Spray 10-inch bundt cake pan liberally with nonstick cooking spray. If you prefer to use a loaf pan, grease and line two 8 x 4-inch loaf pans with parchment paper.
Preheat oven to 325 F.
In the bowl of a stand mixer, using the paddle attachment, or in a large bowl using an electric mixer, cream butter and sugar together until light and fluffy on medium-high speed, roughly 2-3 minutes.
Add eggs, one at a time, beating well on medium speed after each addition.
Add half of the cake flour, followed by half the heavy cream, followed by the remaining cake flour and then the remaining heavy cream. Add vanilla and mix on low until well combined.

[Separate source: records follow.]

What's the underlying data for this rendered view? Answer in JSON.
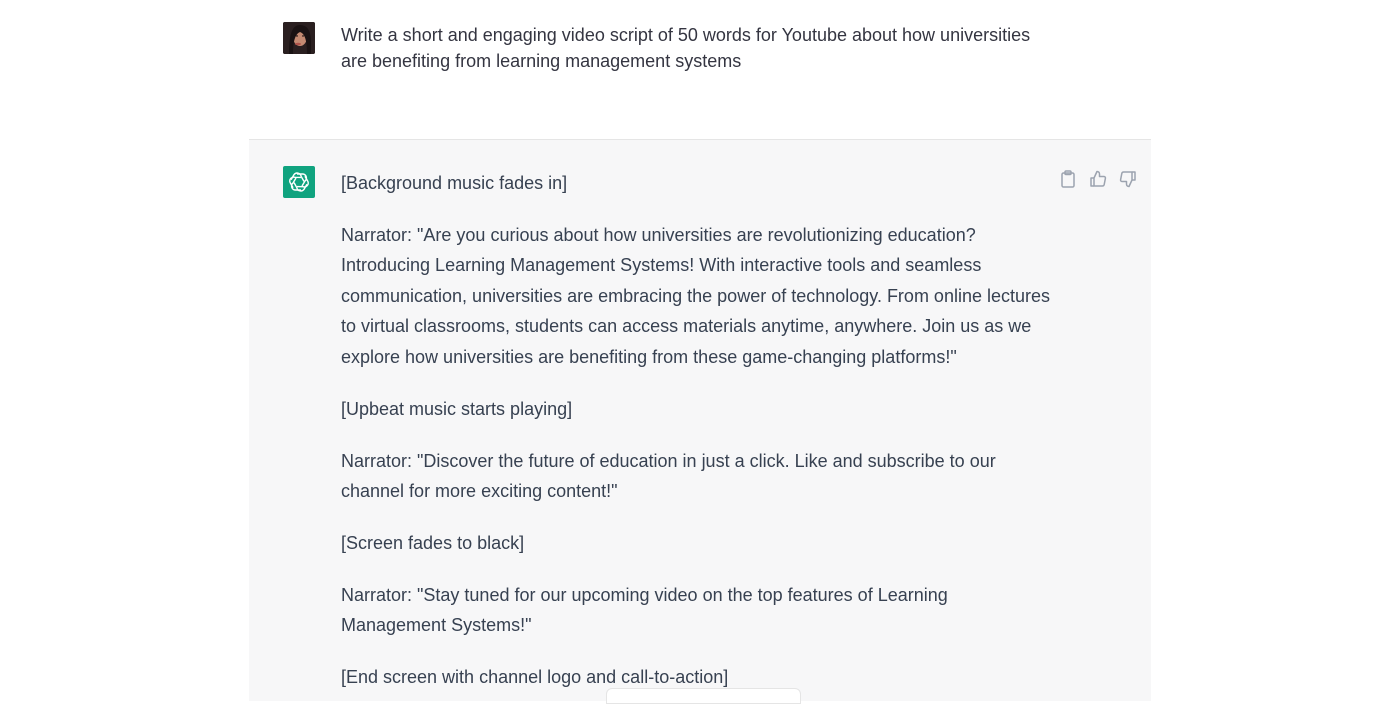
{
  "conversation": {
    "user_message": {
      "avatar_icon": "user-avatar-photo",
      "text": "Write a short and engaging video script of 50 words for Youtube about how universities are benefiting from learning management systems"
    },
    "assistant_message": {
      "avatar_icon": "openai-logo-icon",
      "avatar_color": "#10a37f",
      "paragraphs": [
        "[Background music fades in]",
        "Narrator: \"Are you curious about how universities are revolutionizing education? Introducing Learning Management Systems! With interactive tools and seamless communication, universities are embracing the power of technology. From online lectures to virtual classrooms, students can access materials anytime, anywhere. Join us as we explore how universities are benefiting from these game-changing platforms!\"",
        "[Upbeat music starts playing]",
        "Narrator: \"Discover the future of education in just a click. Like and subscribe to our channel for more exciting content!\"",
        "[Screen fades to black]",
        "Narrator: \"Stay tuned for our upcoming video on the top features of Learning Management Systems!\"",
        "[End screen with channel logo and call-to-action]"
      ],
      "actions": [
        "clipboard-icon",
        "thumbs-up-icon",
        "thumbs-down-icon"
      ]
    }
  }
}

Pour the cake batter into the prepared bundt pan or loaf pans. Tap the pan gently on the counter to remove large air pockets. Bake for 1 hour 15-25 minutes or until a long tester or wooden pick inserted into the center of the cake is removed with no crumbs.
Cool cake in pan for 10-15 minutes then invert onto a wire rack.
Notes
Serve this old-fashioned pound cake in thick slices with fresh berries and a scoop of vanilla ice cream.This cake keeps well for several days wrapped tightly in plastic wrap or in an airtight container.